Meski bermaksud melindungi MMO lokal, Firlie menilai usulan amandemen tersebut bisa berdampak negatif terhadap perekonomian nasional karena “dapat menimbulkan inflasi akibat perubahan pasokan yang masif di pasar.”
“Menerapkan peraturan ini mudah, namun jika dibedah secara detail, peraturan ini bisa saja melanggar perjanjian perdagangan internasional,” kata Firlie kepada Post pada hari Jumat, seraya menambahkan bahwa: “Di sisi konsumen, ketersediaan barang secara alami akan berkurang dan mungkin ada. kekurangan atau bahkan menyebabkan inflasi.”
Firlie pun tidak menentang pembatasan melalui izin, apalagi dengan tujuan melindungi UKM lokal.
Namun, dia menegaskan aturan tersebut harus sesuai dengan aturan WTO dan pemerintah harus mempertimbangkan risiko pembalasan terhadap eksportir Indonesia.
Transaksi e-commerce mencapai Rp 476,3 triliun ($31,7 miliar) pada tahun 2022, menurut Bank Indonesia, dan bank sentral memperkirakan angka tersebut akan melonjak 12 persen lagi tahun ini, seperti yang dilaporkan oleh harian Republika pada 19 Januari.
Berdasarkan siaran pers yang dirilis pada 28 Desember, Menteri Perdagangan Zulkifli Hasan mengatakan aturan baru ini akan melindungi pasar lokal dari praktik perdagangan tidak sehat.

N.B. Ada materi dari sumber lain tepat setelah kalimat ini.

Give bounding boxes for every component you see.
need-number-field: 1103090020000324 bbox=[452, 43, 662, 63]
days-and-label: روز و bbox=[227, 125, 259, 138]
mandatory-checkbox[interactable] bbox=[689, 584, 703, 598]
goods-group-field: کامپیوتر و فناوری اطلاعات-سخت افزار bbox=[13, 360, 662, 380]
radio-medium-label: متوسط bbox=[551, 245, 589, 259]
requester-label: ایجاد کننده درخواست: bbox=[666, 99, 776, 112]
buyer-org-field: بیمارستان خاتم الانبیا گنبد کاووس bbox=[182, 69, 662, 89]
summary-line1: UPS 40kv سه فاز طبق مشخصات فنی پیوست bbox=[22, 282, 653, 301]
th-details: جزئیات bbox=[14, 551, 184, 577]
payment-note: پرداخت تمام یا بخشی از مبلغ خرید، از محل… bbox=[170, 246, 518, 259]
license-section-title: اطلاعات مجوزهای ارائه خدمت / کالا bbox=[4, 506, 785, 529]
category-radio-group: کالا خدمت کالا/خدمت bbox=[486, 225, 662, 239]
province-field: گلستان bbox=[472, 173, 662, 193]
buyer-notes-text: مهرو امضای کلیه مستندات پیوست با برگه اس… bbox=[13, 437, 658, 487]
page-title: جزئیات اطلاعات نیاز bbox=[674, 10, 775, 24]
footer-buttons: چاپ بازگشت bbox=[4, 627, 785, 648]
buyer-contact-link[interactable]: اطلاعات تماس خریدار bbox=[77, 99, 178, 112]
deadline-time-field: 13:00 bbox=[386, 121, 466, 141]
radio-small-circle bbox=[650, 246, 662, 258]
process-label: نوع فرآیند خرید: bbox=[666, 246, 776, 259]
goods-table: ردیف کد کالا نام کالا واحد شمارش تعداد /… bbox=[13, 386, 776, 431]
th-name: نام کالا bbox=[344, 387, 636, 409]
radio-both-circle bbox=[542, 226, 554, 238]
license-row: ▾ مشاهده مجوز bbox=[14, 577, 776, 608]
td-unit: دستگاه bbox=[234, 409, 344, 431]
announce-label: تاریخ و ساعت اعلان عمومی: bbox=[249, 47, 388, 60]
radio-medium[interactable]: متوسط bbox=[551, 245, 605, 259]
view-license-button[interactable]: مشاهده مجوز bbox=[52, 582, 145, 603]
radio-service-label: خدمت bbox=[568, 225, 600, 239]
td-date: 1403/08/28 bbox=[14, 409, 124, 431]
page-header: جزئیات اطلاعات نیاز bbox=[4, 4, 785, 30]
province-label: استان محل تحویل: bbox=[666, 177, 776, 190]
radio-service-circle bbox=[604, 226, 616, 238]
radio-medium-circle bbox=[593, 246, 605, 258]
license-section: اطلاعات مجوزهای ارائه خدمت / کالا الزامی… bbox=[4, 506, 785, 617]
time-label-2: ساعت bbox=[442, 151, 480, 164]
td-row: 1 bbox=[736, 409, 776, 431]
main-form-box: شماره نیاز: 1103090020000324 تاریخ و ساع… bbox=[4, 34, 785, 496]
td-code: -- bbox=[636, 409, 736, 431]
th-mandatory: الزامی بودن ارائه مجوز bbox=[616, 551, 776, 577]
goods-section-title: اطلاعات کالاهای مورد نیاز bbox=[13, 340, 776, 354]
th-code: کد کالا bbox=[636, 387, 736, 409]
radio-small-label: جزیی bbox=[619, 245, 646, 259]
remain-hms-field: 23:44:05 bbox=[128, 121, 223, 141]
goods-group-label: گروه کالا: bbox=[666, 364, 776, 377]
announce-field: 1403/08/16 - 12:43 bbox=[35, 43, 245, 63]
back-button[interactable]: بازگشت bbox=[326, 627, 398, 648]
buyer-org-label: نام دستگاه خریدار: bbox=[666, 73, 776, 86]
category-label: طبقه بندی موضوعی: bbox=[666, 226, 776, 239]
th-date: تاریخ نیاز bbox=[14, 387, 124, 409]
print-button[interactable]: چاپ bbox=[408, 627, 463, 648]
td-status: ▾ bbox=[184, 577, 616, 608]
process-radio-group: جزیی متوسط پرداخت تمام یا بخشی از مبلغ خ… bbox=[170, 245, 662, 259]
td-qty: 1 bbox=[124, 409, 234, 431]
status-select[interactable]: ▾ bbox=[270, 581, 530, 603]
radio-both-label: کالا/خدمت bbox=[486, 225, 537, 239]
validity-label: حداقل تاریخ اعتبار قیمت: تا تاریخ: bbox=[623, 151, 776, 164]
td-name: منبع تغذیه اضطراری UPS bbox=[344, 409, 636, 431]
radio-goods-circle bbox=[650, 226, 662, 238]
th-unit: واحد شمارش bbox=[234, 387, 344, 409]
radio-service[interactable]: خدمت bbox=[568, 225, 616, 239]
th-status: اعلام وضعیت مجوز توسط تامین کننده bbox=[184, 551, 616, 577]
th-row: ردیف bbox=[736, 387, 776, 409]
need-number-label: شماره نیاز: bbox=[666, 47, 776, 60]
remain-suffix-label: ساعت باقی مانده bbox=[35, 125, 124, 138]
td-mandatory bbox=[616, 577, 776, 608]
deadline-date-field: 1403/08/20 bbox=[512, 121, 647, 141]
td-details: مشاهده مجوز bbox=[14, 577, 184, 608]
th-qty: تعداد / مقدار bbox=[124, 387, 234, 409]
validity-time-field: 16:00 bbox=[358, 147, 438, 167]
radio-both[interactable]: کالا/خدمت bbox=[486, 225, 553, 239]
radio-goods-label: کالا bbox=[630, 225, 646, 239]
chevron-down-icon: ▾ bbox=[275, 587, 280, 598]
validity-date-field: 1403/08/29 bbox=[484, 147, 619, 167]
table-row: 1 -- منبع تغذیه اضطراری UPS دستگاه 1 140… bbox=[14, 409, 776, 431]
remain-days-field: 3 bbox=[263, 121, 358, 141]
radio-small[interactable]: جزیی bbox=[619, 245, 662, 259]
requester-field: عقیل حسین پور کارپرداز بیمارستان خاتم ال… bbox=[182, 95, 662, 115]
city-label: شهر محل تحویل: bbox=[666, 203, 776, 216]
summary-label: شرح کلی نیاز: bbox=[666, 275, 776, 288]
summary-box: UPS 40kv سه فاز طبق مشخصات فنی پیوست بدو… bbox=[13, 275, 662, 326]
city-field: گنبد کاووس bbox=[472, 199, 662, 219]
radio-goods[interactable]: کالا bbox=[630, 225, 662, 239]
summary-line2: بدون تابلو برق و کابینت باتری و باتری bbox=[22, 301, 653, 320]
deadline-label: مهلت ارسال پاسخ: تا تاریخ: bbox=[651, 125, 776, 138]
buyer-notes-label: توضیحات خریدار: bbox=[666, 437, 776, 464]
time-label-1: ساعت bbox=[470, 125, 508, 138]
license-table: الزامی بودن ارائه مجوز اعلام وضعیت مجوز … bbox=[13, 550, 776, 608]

“Melalui (revisi) ini, pemerintah memastikan adanya arena bermain (ritel online) yang adil dan bermanfaat, khususnya bagi (UMKM),” kata Zulkifli.
Sejalan dengan justifikasi tersebut, Edmon berpendapat bahwa setiap negara harus melindungi pasar dalam negerinya, karena swasembada selalu menjadi tujuan utama dalam perdagangan dengan gagasan “menghidupkan mesin perekonomian nasional”.
Edmon berpendapat, dalam konteks ini suatu bangsa harus memikirkan kedaulatan nasional dan tidak terlalu bergantung pada produk impor.
“Ingatlah bahwa kita dijajah melalui perdagangan oleh VOC (United East India Company); hal ini terjadi karena perdagangan adalah sektor yang sangat strategis,” kata Edmon kepada Post.